I also tried to show her a lot how it's done...so I would chat to people in shops, chat to shopkeepers...old ladies at bus stops...anyone and everyone...so she could directly experience smalltalk!
She is so much better but as I say, still shy.
Your DD...is she ok with other things in school? It seems a bit much to assess her already.
Message withdrawn at poster's request.
There is a stage inbetween normal speech and selective mutism which is called a 'reluctant speaker'. It may be that's the stage your daughter is at if she can sometimes speak in class etc. However it can definitely progress to selective mutism if not dealt with properly, which is what happened to us. My daughter is now 11 and has made some progress but still struggles a lot. I think MrsMushroom's suggestions are all excellent. You need to walk the fine line between pushing them out of their comfort zone a little bit, but not so far that there's no way they can achieve what you're asking. You need to take baby steps to greater communication. Playdates will be a brilliant idea, bringing others into the place where she feels more confident and more likely to be able to speak to them. For the ultimate in how to help, you should get the "Selective Mutism Resource Manual" by Maggie Johnson and Alison Wintgens. It's expensive but not when you realise just how much support, help and advice is in there.

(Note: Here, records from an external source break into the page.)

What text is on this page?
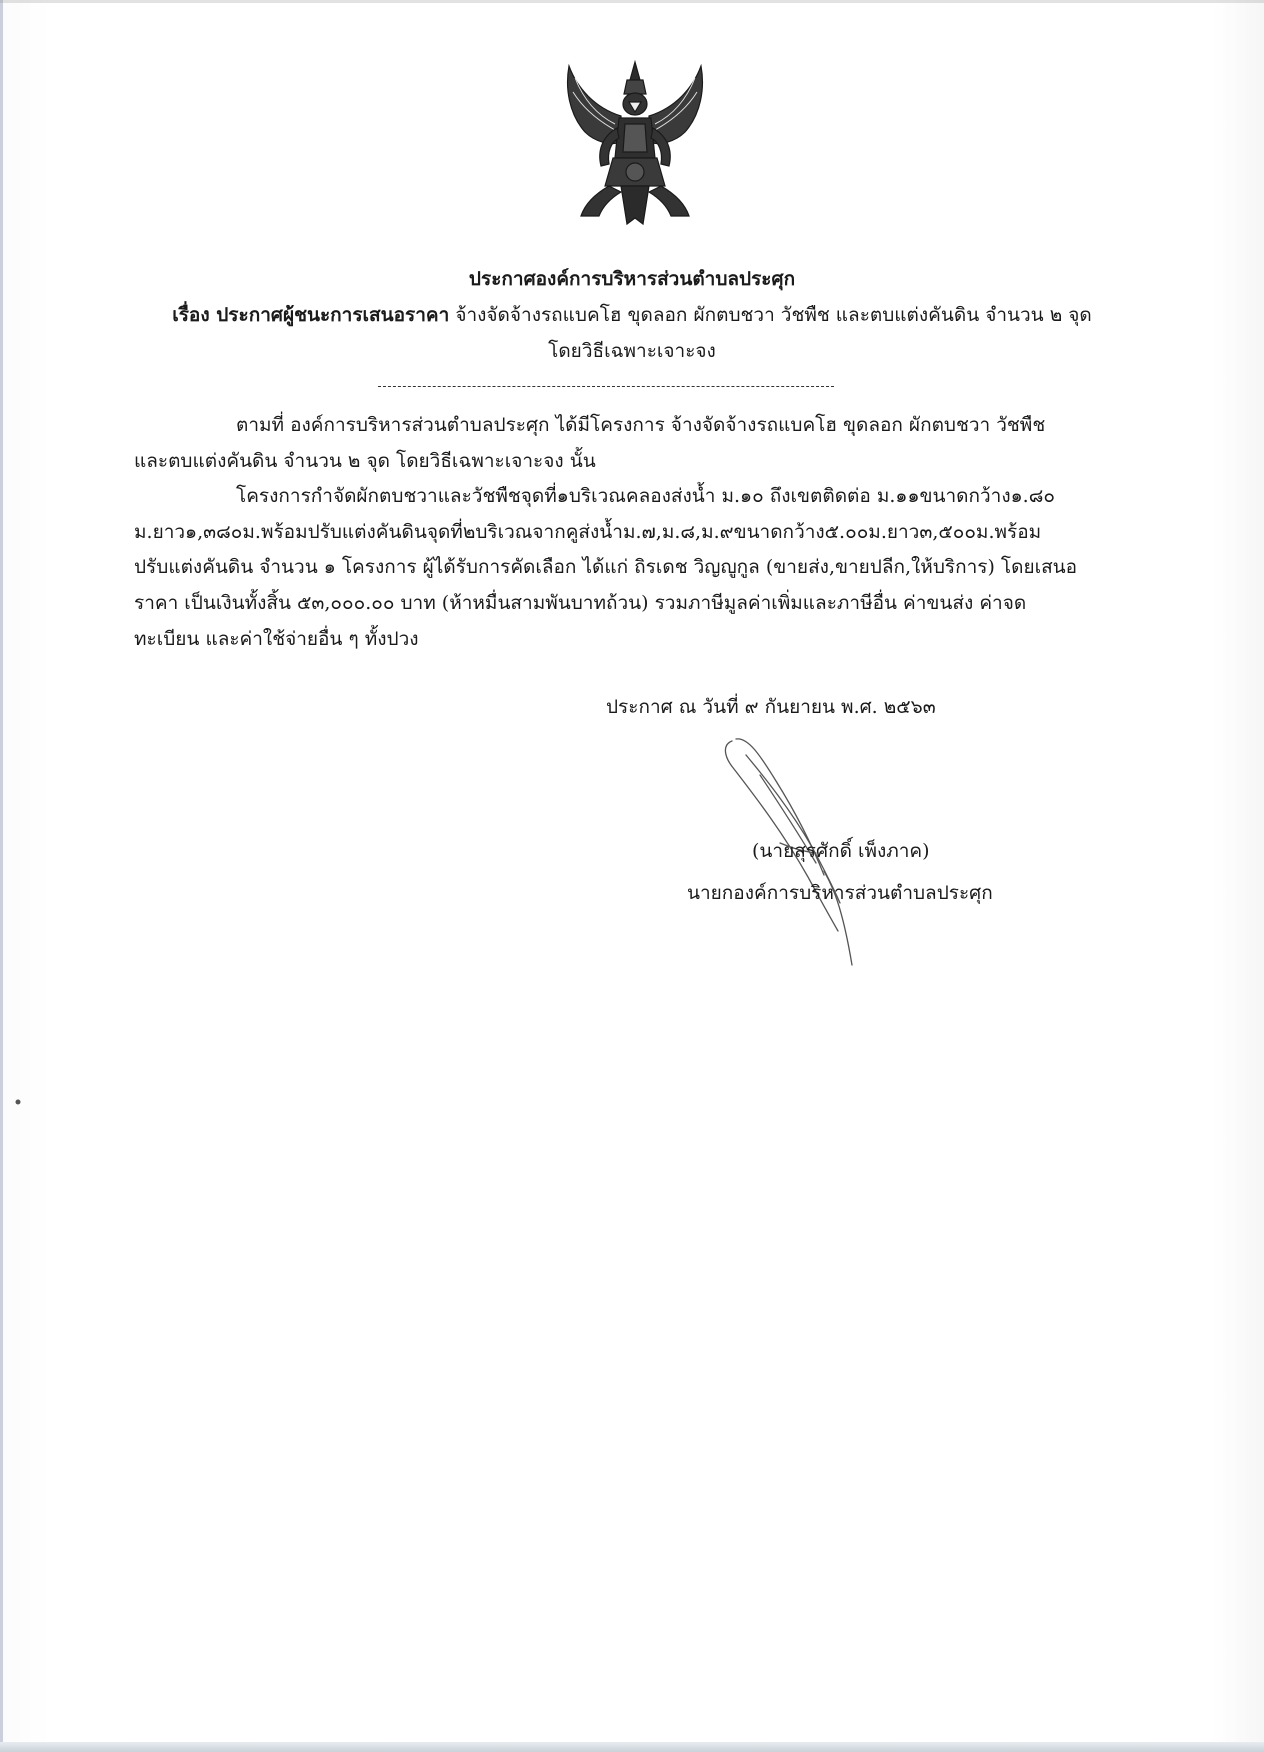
ประกาศองค์การบริหารส่วนตำบลประศุก
เรื่อง ประกาศผู้ชนะการเสนอราคา จ้างจัดจ้างรถแบคโฮ ขุดลอก ผักตบชวา วัชพืช และตบแต่งคันดิน จำนวน ๒ จุด
โดยวิธีเฉพาะเจาะจง
ตามที่ องค์การบริหารส่วนตำบลประศุก ได้มีโครงการ จ้างจัดจ้างรถแบคโฮ ขุดลอก ผักตบชวา วัชพืช
และตบแต่งคันดิน จำนวน ๒ จุด โดยวิธีเฉพาะเจาะจง นั้น
โครงการกำจัดผักตบชวาและวัชพืชจุดที่๑บริเวณคลองส่งน้ำ ม.๑๐ ถึงเขตติดต่อ ม.๑๑ขนาดกว้าง๑.๘๐
ม.ยาว๑,๓๘๐ม.พร้อมปรับแต่งคันดินจุดที่๒บริเวณจากคูส่งน้ำม.๗,ม.๘,ม.๙ขนาดกว้าง๕.๐๐ม.ยาว๓,๕๐๐ม.พร้อม
ปรับแต่งคันดิน จำนวน ๑ โครงการ ผู้ได้รับการคัดเลือก ได้แก่ ถิรเดช วิญญูกูล (ขายส่ง,ขายปลีก,ให้บริการ) โดยเสนอ
ราคา เป็นเงินทั้งสิ้น ๕๓,๐๐๐.๐๐ บาท (ห้าหมื่นสามพันบาทถ้วน) รวมภาษีมูลค่าเพิ่มและภาษีอื่น ค่าขนส่ง ค่าจด
ทะเบียน และค่าใช้จ่ายอื่น ๆ ทั้งปวง
ประกาศ ณ วันที่ ๙ กันยายน พ.ศ. ๒๕๖๓
(นายสุรศักดิ์ เพ็งภาค)
นายกองค์การบริหารส่วนตำบลประศุก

That makes sense Bless...we didn't seek help as my DD's school then was a small private prep and I think they're more reluctant than a state school to do that.
The HT was very experienced and she was of the opinion that kindness and patience would help DD grow out of it.....she did luckily...could have got worse though!
OP it sounds like your DD is going to get help if it's needed and that's great...some schools won't seek help for DC and it escalate where it could be sorted out within a year.
Thanks Mrs Mushroom and Bless. Great advice. The Resource Manual looks great but for now I have settled for 'Can I tell you about Selective Mutism?' by Alison Wintgens and Robyn Gallow.
It is certainly a fine line trying to get DD out of her comfort zone. I have tried suggesting that if she says things louder she will only have to say them once and not repeat herself. During a walk in the park my Dad heard me say this to DD and promptly went and stood a few metres from her and started shouting silly things to her, asking her to shout them back. At first DD was as embarrassed as I was but then started joining in and shouting back (quietly but audibly!) I suppose having fun like this is a good way of breaking down the fear of being heard in public places. A few days later her teacher reported that DD had spontaneously spoken in class for the first time since the beginning of year 1 so perhaps this approach has more going for it than I originally thought!